The revised Tokuhashi scoring system, as mentioned in the management section, is recommended by NICE to help assess a patient to determine prognosis, and therefore suitability for surgical intervention. It takes into account:
- Overall health
- The number of non-vertebral bone metastases
- The number of vertebral metastases
- The number of metastases to other internal organs
- Primary cancer
- Neurological deficit
- Fewer than 6 months
- 6 months to 1 year
- Greater than 1 year
Patients are more likely to be considered for surgical intervention if they have a more favourable prognosis.
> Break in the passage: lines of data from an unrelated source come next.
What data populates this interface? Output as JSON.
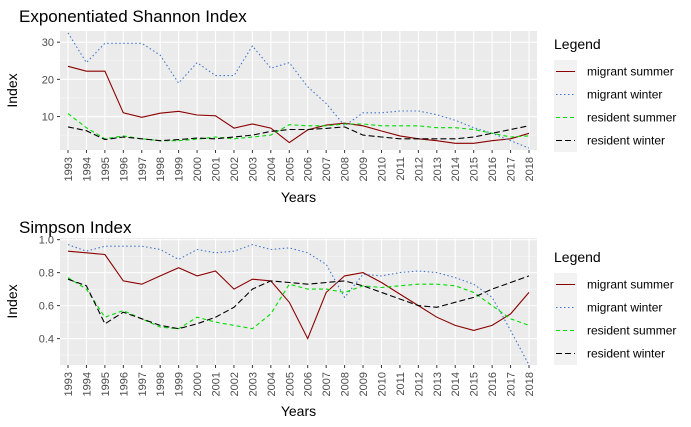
{
  "chart_data": [
    {
      "type": "line",
      "title": "Exponentiated Shannon Index",
      "xlabel": "Years",
      "ylabel": "Index",
      "x": [
        "1993",
        "1994",
        "1995",
        "1996",
        "1997",
        "1998",
        "1999",
        "2000",
        "2001",
        "2002",
        "2003",
        "2004",
        "2005",
        "2006",
        "2007",
        "2008",
        "2009",
        "2010",
        "2011",
        "2012",
        "2013",
        "2014",
        "2015",
        "2016",
        "2017",
        "2018"
      ],
      "ylim": [
        1,
        33
      ],
      "yticks": [
        10,
        20,
        30
      ],
      "grid": true,
      "legend": {
        "title": "Legend",
        "position": "right"
      },
      "series": [
        {
          "name": "migrant summer",
          "color": "#8b0000",
          "dash": "solid",
          "values": [
            23.5,
            22.2,
            22.2,
            11.0,
            9.8,
            10.9,
            11.4,
            10.4,
            10.2,
            6.9,
            8.0,
            6.9,
            3.0,
            6.4,
            7.7,
            8.2,
            7.5,
            6.1,
            4.8,
            4.0,
            3.5,
            2.8,
            2.8,
            3.5,
            4.0,
            5.5
          ]
        },
        {
          "name": "migrant winter",
          "color": "#4477cc",
          "dash": "dotted",
          "values": [
            32.5,
            24.5,
            29.7,
            29.7,
            29.7,
            26.5,
            19.0,
            24.5,
            21.0,
            21.0,
            29.0,
            23.0,
            24.5,
            18.0,
            13.5,
            7.5,
            11.0,
            11.0,
            11.5,
            11.5,
            10.5,
            9.0,
            7.0,
            5.5,
            3.5,
            1.5
          ]
        },
        {
          "name": "resident summer",
          "color": "#00dd00",
          "dash": "dashed",
          "values": [
            10.8,
            7.0,
            4.0,
            4.8,
            4.0,
            3.5,
            3.5,
            3.9,
            4.5,
            4.0,
            4.5,
            5.0,
            7.8,
            7.5,
            7.5,
            8.0,
            8.0,
            7.5,
            7.5,
            7.5,
            7.0,
            7.0,
            6.5,
            5.5,
            4.5,
            4.8
          ]
        },
        {
          "name": "resident winter",
          "color": "#000000",
          "dash": "longdash",
          "values": [
            7.2,
            6.2,
            3.8,
            4.5,
            4.0,
            3.5,
            3.8,
            4.2,
            4.0,
            4.5,
            5.0,
            6.0,
            6.5,
            6.5,
            6.8,
            7.2,
            5.0,
            4.5,
            4.0,
            4.0,
            4.0,
            4.0,
            4.5,
            5.5,
            6.5,
            7.5
          ]
        }
      ]
    },
    {
      "type": "line",
      "title": "Simpson Index",
      "xlabel": "Years",
      "ylabel": "Index",
      "x": [
        "1993",
        "1994",
        "1995",
        "1996",
        "1997",
        "1998",
        "1999",
        "2000",
        "2001",
        "2002",
        "2003",
        "2004",
        "2005",
        "2006",
        "2007",
        "2008",
        "2009",
        "2010",
        "2011",
        "2012",
        "2013",
        "2014",
        "2015",
        "2016",
        "2017",
        "2018"
      ],
      "ylim": [
        0.24,
        1.01
      ],
      "yticks": [
        0.4,
        0.6,
        0.8,
        1.0
      ],
      "grid": true,
      "legend": {
        "title": "Legend",
        "position": "right"
      },
      "series": [
        {
          "name": "migrant summer",
          "color": "#8b0000",
          "dash": "solid",
          "values": [
            0.93,
            0.92,
            0.91,
            0.75,
            0.73,
            0.78,
            0.83,
            0.78,
            0.81,
            0.7,
            0.76,
            0.75,
            0.62,
            0.4,
            0.68,
            0.78,
            0.8,
            0.74,
            0.67,
            0.6,
            0.53,
            0.48,
            0.45,
            0.48,
            0.55,
            0.68
          ]
        },
        {
          "name": "migrant winter",
          "color": "#4477cc",
          "dash": "dotted",
          "values": [
            0.97,
            0.93,
            0.96,
            0.96,
            0.96,
            0.94,
            0.88,
            0.94,
            0.92,
            0.93,
            0.97,
            0.94,
            0.95,
            0.92,
            0.85,
            0.65,
            0.79,
            0.78,
            0.8,
            0.81,
            0.8,
            0.77,
            0.73,
            0.65,
            0.45,
            0.24
          ]
        },
        {
          "name": "resident summer",
          "color": "#00dd00",
          "dash": "dashed",
          "values": [
            0.77,
            0.7,
            0.53,
            0.57,
            0.52,
            0.47,
            0.46,
            0.53,
            0.5,
            0.48,
            0.46,
            0.55,
            0.73,
            0.7,
            0.7,
            0.68,
            0.72,
            0.71,
            0.72,
            0.73,
            0.73,
            0.72,
            0.68,
            0.6,
            0.52,
            0.48
          ]
        },
        {
          "name": "resident winter",
          "color": "#000000",
          "dash": "longdash",
          "values": [
            0.76,
            0.72,
            0.49,
            0.56,
            0.52,
            0.48,
            0.46,
            0.49,
            0.53,
            0.59,
            0.7,
            0.75,
            0.74,
            0.73,
            0.74,
            0.75,
            0.72,
            0.68,
            0.64,
            0.6,
            0.59,
            0.62,
            0.65,
            0.7,
            0.74,
            0.78
          ]
        }
      ]
    }
  ]
}
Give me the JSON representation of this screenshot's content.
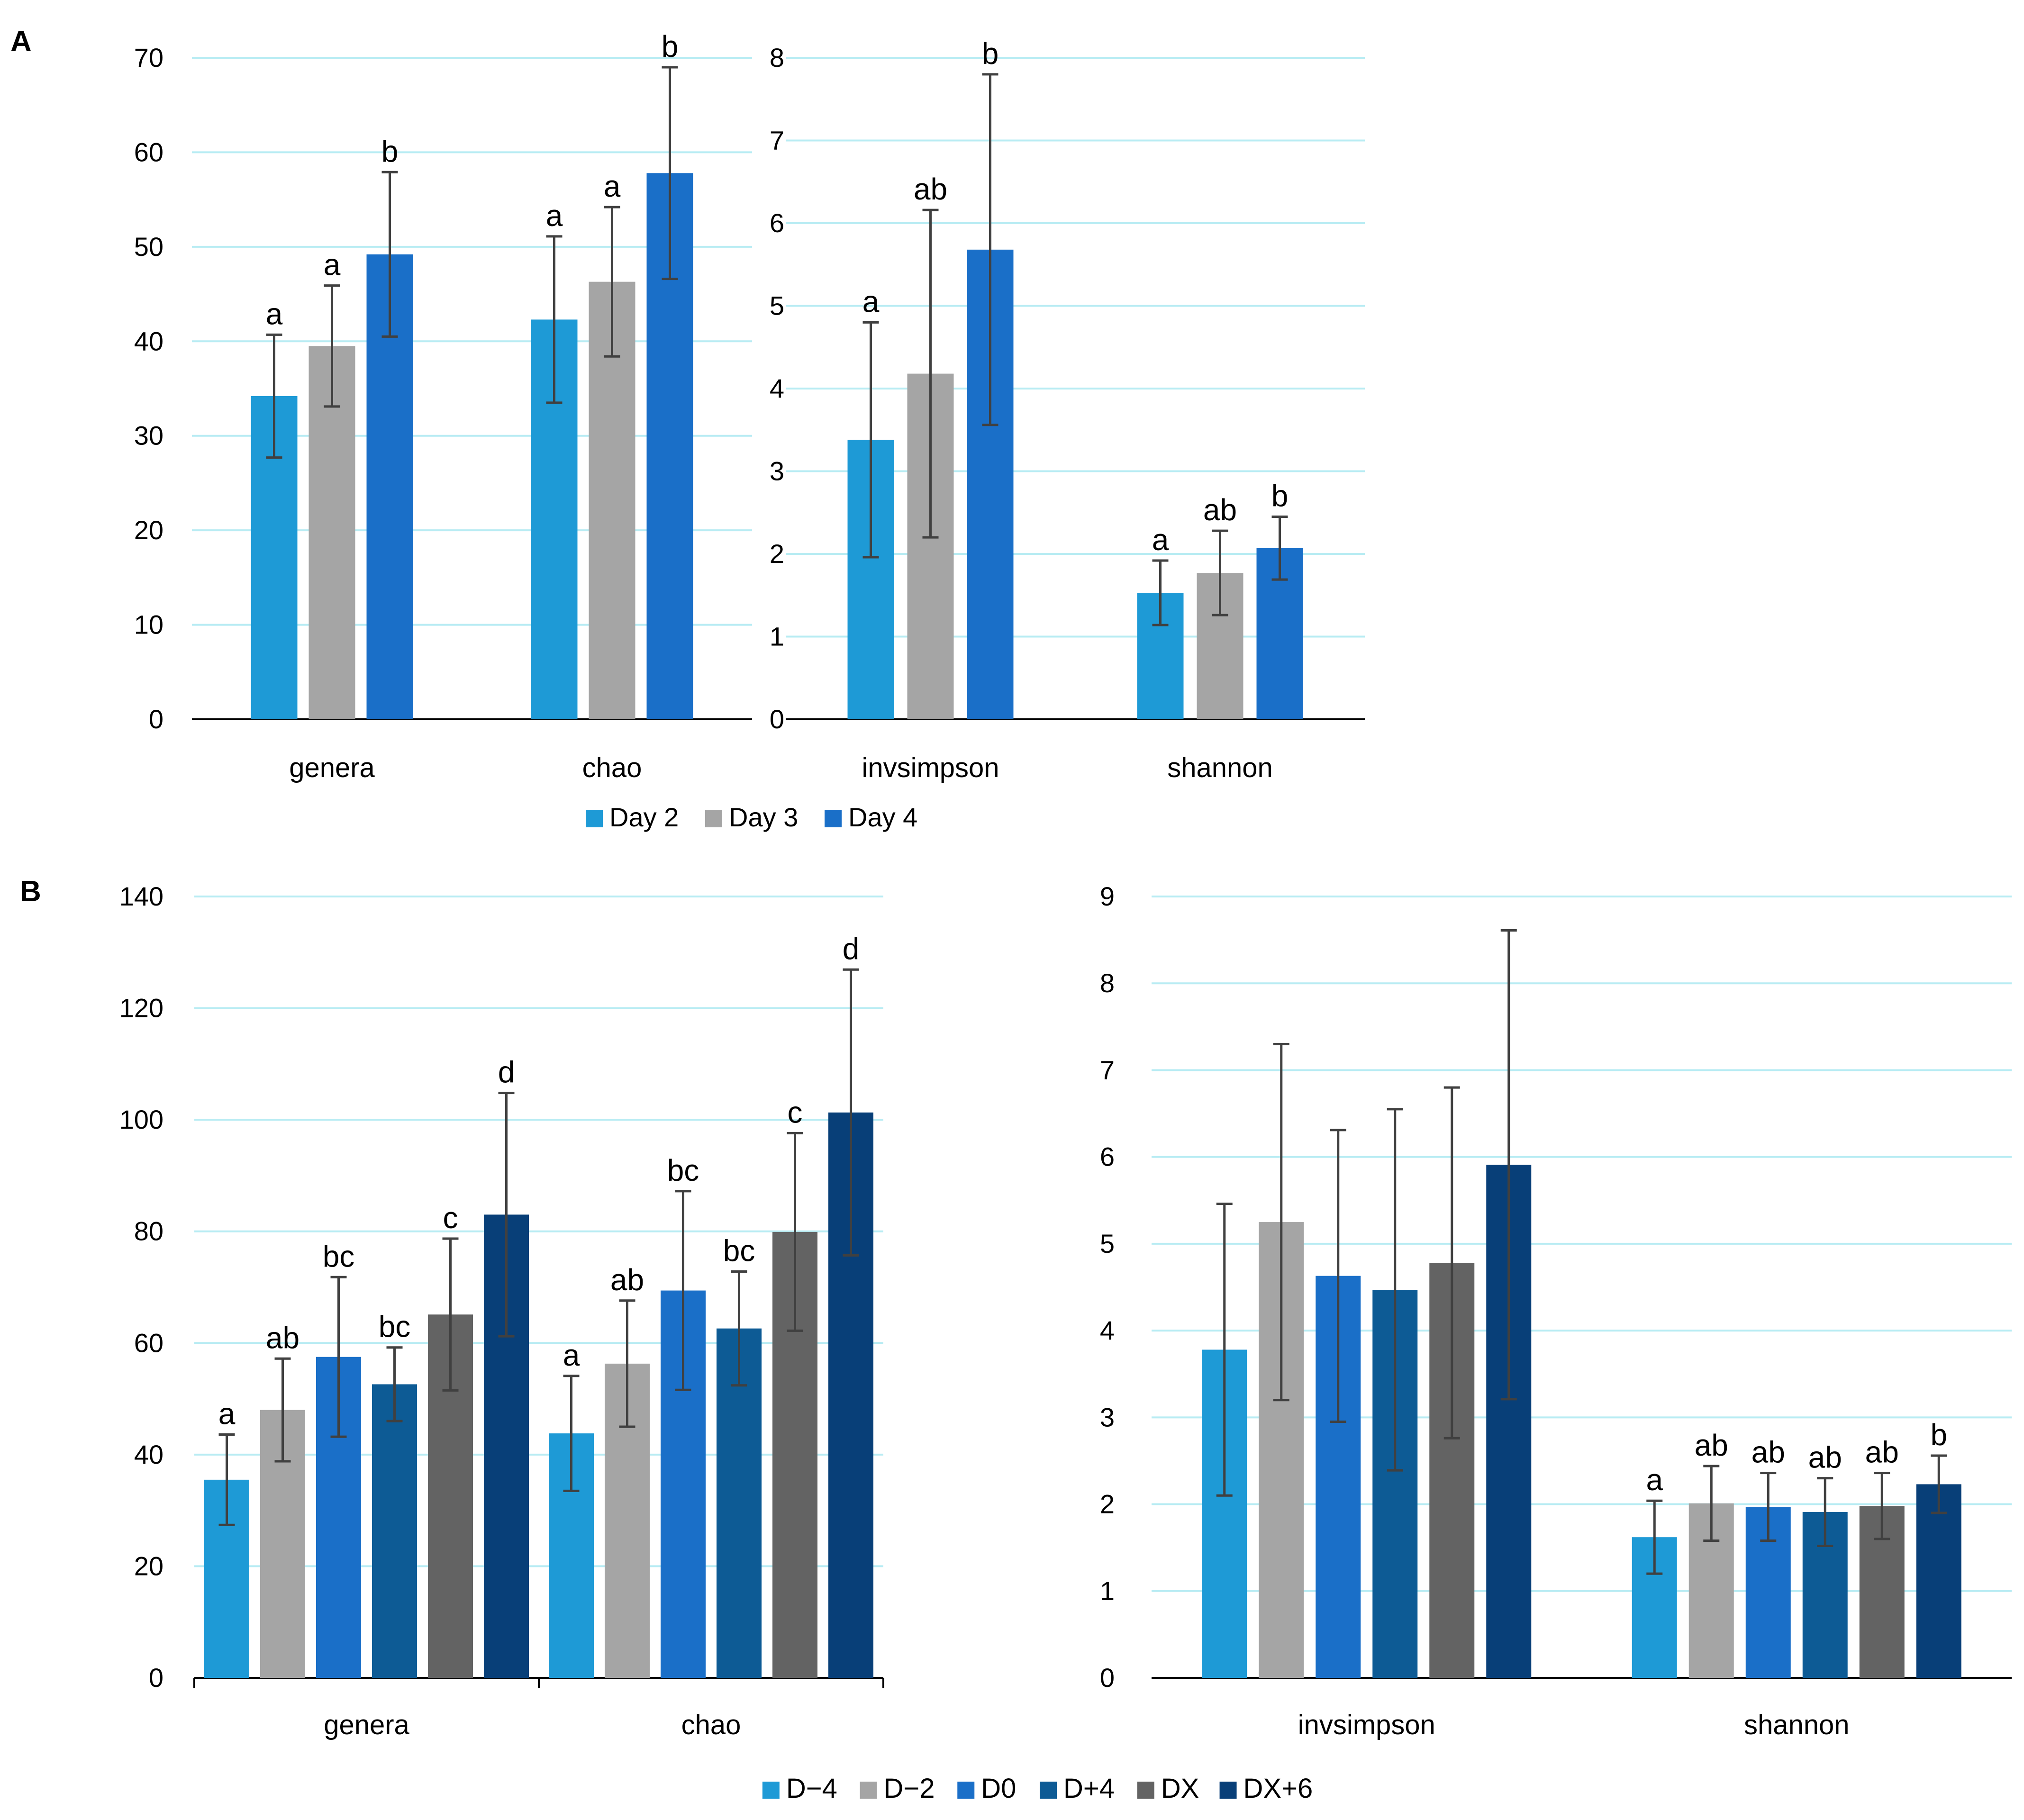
{
  "panels": {
    "a_label": "A",
    "b_label": "B"
  },
  "colors": {
    "gridline": "#b8ecf3",
    "axis": "#000000",
    "error_bar": "#404040",
    "D-4": "#1e9ad6",
    "D-2": "#a5a5a5",
    "D0": "#1a6fc8",
    "D+4": "#0d5b95",
    "DX": "#636363",
    "DX+6": "#083f78"
  },
  "chart_data": [
    {
      "id": "A1",
      "type": "bar",
      "categories": [
        "genera",
        "chao"
      ],
      "ylim": [
        0,
        70
      ],
      "yticks": [
        0,
        10,
        20,
        30,
        40,
        50,
        60,
        70
      ],
      "grid": true,
      "legend_ref": "legendA",
      "series": [
        {
          "name": "Day 2",
          "color": "#1e9ad6",
          "values": [
            34.2,
            42.3
          ],
          "error": [
            6.5,
            8.8
          ],
          "labels": [
            "a",
            "a"
          ]
        },
        {
          "name": "Day 3",
          "color": "#a5a5a5",
          "values": [
            39.5,
            46.3
          ],
          "error": [
            6.4,
            7.9
          ],
          "labels": [
            "a",
            "a"
          ]
        },
        {
          "name": "Day 4",
          "color": "#1a6fc8",
          "values": [
            49.2,
            57.8
          ],
          "error": [
            8.7,
            11.2
          ],
          "labels": [
            "b",
            "b"
          ]
        }
      ]
    },
    {
      "id": "A2",
      "type": "bar",
      "categories": [
        "invsimpson",
        "shannon"
      ],
      "ylim": [
        0,
        8
      ],
      "yticks": [
        0,
        1,
        2,
        3,
        4,
        5,
        6,
        7,
        8
      ],
      "grid": true,
      "legend_ref": "legendA",
      "series": [
        {
          "name": "Day 2",
          "color": "#1e9ad6",
          "values": [
            3.38,
            1.53
          ],
          "error": [
            1.42,
            0.39
          ],
          "labels": [
            "a",
            "a"
          ]
        },
        {
          "name": "Day 3",
          "color": "#a5a5a5",
          "values": [
            4.18,
            1.77
          ],
          "error": [
            1.98,
            0.51
          ],
          "labels": [
            "ab",
            "ab"
          ]
        },
        {
          "name": "Day 4",
          "color": "#1a6fc8",
          "values": [
            5.68,
            2.07
          ],
          "error": [
            2.12,
            0.38
          ],
          "labels": [
            "b",
            "b"
          ]
        }
      ]
    },
    {
      "id": "B1",
      "type": "bar",
      "categories": [
        "genera",
        "chao"
      ],
      "ylim": [
        0,
        140
      ],
      "yticks": [
        0,
        20,
        40,
        60,
        80,
        100,
        120,
        140
      ],
      "grid": true,
      "category_divider": true,
      "legend_ref": "legendB",
      "series": [
        {
          "name": "D−4",
          "color": "#1e9ad6",
          "values": [
            35.5,
            43.8
          ],
          "error": [
            8.1,
            10.3
          ],
          "labels": [
            "a",
            "a"
          ]
        },
        {
          "name": "D−2",
          "color": "#a5a5a5",
          "values": [
            48.0,
            56.3
          ],
          "error": [
            9.2,
            11.3
          ],
          "labels": [
            "ab",
            "ab"
          ]
        },
        {
          "name": "D0",
          "color": "#1a6fc8",
          "values": [
            57.5,
            69.4
          ],
          "error": [
            14.3,
            17.8
          ],
          "labels": [
            "bc",
            "bc"
          ]
        },
        {
          "name": "D+4",
          "color": "#0d5b95",
          "values": [
            52.6,
            62.6
          ],
          "error": [
            6.6,
            10.2
          ],
          "labels": [
            "bc",
            "bc"
          ]
        },
        {
          "name": "DX",
          "color": "#636363",
          "values": [
            65.1,
            79.9
          ],
          "error": [
            13.6,
            17.7
          ],
          "labels": [
            "c",
            "c"
          ]
        },
        {
          "name": "DX+6",
          "color": "#083f78",
          "values": [
            83.0,
            101.3
          ],
          "error": [
            21.8,
            25.6
          ],
          "labels": [
            "d",
            "d"
          ]
        }
      ]
    },
    {
      "id": "B2",
      "type": "bar",
      "categories": [
        "invsimpson",
        "shannon"
      ],
      "ylim": [
        0,
        9
      ],
      "yticks": [
        0,
        1,
        2,
        3,
        4,
        5,
        6,
        7,
        8,
        9
      ],
      "grid": true,
      "legend_ref": "legendB",
      "series": [
        {
          "name": "D−4",
          "color": "#1e9ad6",
          "values": [
            3.78,
            1.62
          ],
          "error": [
            1.68,
            0.42
          ],
          "labels": [
            "",
            "a"
          ]
        },
        {
          "name": "D−2",
          "color": "#a5a5a5",
          "values": [
            5.25,
            2.01
          ],
          "error": [
            2.05,
            0.43
          ],
          "labels": [
            "",
            "ab"
          ]
        },
        {
          "name": "D0",
          "color": "#1a6fc8",
          "values": [
            4.63,
            1.97
          ],
          "error": [
            1.68,
            0.39
          ],
          "labels": [
            "",
            "ab"
          ]
        },
        {
          "name": "D+4",
          "color": "#0d5b95",
          "values": [
            4.47,
            1.91
          ],
          "error": [
            2.08,
            0.39
          ],
          "labels": [
            "",
            "ab"
          ]
        },
        {
          "name": "DX",
          "color": "#636363",
          "values": [
            4.78,
            1.98
          ],
          "error": [
            2.02,
            0.38
          ],
          "labels": [
            "",
            "ab"
          ]
        },
        {
          "name": "DX+6",
          "color": "#083f78",
          "values": [
            5.91,
            2.23
          ],
          "error": [
            2.7,
            0.33
          ],
          "labels": [
            "",
            "b"
          ]
        }
      ]
    }
  ],
  "legendA": [
    {
      "name": "Day 2",
      "color": "#1e9ad6"
    },
    {
      "name": "Day 3",
      "color": "#a5a5a5"
    },
    {
      "name": "Day 4",
      "color": "#1a6fc8"
    }
  ],
  "legendB": [
    {
      "name": "D−4",
      "color": "#1e9ad6"
    },
    {
      "name": "D−2",
      "color": "#a5a5a5"
    },
    {
      "name": "D0",
      "color": "#1a6fc8"
    },
    {
      "name": "D+4",
      "color": "#0d5b95"
    },
    {
      "name": "DX",
      "color": "#636363"
    },
    {
      "name": "DX+6",
      "color": "#083f78"
    }
  ]
}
The neurological outcome is heavily determined by the severity of neurological deficit at presentation as the spinal cord has limited potential to regenerate. The Scottish Cord Compression Group found that only 7% of patients regained ambulation if they were unable to walk at diagnosis. Furthermore, those with any mobility impairment at presentation were more likely to be discharged into a care setting, as their care needs significantly increased, even with treatment.
Neoplastic spinal cord compression is usually reflective of advanced disease and therefore the prognosis is poor. Median life expectancy post-diagnosis is 2-3 months.